An image of Tommy Wood Sr. as a boy is painted on the mural with his family,
“The only person still living the mural is Tommy – hanging out right there,” Jennifer Wood said pointing to a set of white lines resembling a baby.
Other takeaways as you walk through the home, there is a stuffed pheasant that gets hauled out for festive occasions. And like my wife, Virginia likes to drink Dr. Pepper – small bottles of the soda were on a kitchen shelf. There's a bowl with three goldfish on the dining room table, and Irish Wake Table. And Virginia's little dog Twinkles walked here and there.
Another history teller, Clara King, who was visiting from Wilmington, was in the kitchen talking about how everybody is connected.
“There are connections everywhere you turn in northeastern North Carolina – you can not do better,” she said.
Trust me when I say, the genealogy was running pretty thick in a room filled with Woods and their relations – it's a Southern thing to link X to Y on the family tree. As an example, King noted how Jane Iredell Wright's uncle, Henry MacMillan, was the gentleman, who along with his wife Helen, painted the murals. And wouldn't you know that Iredell Wright was in the kitchen at that very moment in time when my wife and I were walking through.
“I think you are kin to my children,” Virginia Wood said to Iredell Wright.
Around every corner, there is a story to tell about Greenfield. Virginia noted that the famous architect William Nichols put the transoms over the doors. Of course the big job Nichols did was the work at Hayes Plantation – also a Wood home.
“While Nichols was here, he did something for everyone,” Virginia Wood said. “He lived in this house and married an Edenton girl (Sarah Simons).”
While on the topic of marriage, Virginia shared a quick tidbit about her husband of 45 years, Thomas Benbury Haughton Wood Sr., who died nearly 12 years ago. He was born and raised at Greenfield, but when they got married, they lived in a house by Westover General Store – that's the shop that sells the good sandwiches on West Queen Street. Later Wood talked about how she and her husband renovated now familiar manor homes in Chowan County.
Back to Greenfield, as Virginia talked about the original rooms in the house, she weaved that history with this or that photo or painting. Yes, two black and white photographs of Abraham Lincoln hang on the wall which conjures up many questions. One portrait is of young Lincoln after his “House Divided” speech. The second photo shows Lincoln a bit more worn and weary during the latter part of his presidency.
“People think – wow, you've got Abraham Lincoln on the wall,” she said. “I happen to like him. I think he was one of the bravest presidents we ever had.”
History weaves its tapestry through Greenfield as Virginia told the tale of a painting of a real life ship – Frank P. Barlow – that was built by Edenton shipbuilders in 1783 at Minzie's Creek in Perquimans County.
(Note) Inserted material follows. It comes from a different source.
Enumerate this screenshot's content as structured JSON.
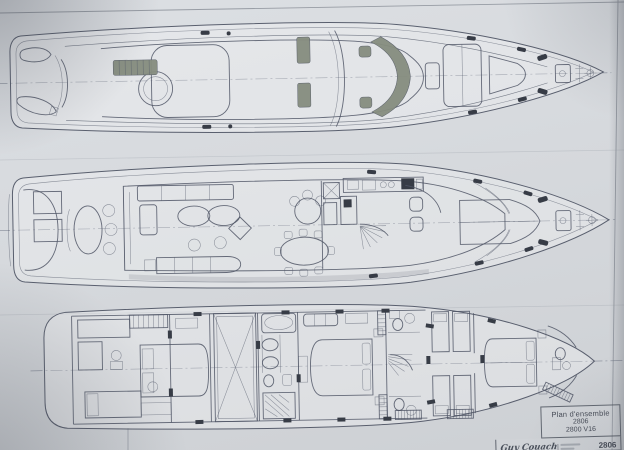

“It really ought to be in a museum somewhere,” she said of the painting. “Everything has a story.”
Above the mantle in the den, there is a portrait of her late husband. Wood talked about how the portrait is so lifelike that after he died in 2007, the family dog was convinced that it was really him.
Seeing the portrait, Wood told the story about how her husband's aunt, Matilda Haughton, married a young Elizabeth City lawyer named John C. B. Ehringhaus, who served as governor of the Tarheel State during the 1930s.
“My father practiced law with him before he went to Raleigh,” she said. “Edenton is full of stories like that.”
After learning more about the Wood family, portraits, murals, some Prohibition era barrels, Virginia walked with me and my wife into her front yard. As Wood talked about her love of Greenfield, she made a bouquet from red camellias and purple flowers planted in her yard. Everyone took note of the people who were visiting her home during Pilgrimage – estimated to be more than 200 souls. Having participated in Pilgrimage in years past, Wood offered this observation.
“I think this year's Pilgrimage was successful. People love Edenton when they come. They love it and respect it. They love it when everybody speaks to them, and are so gracious when they are in these houses.”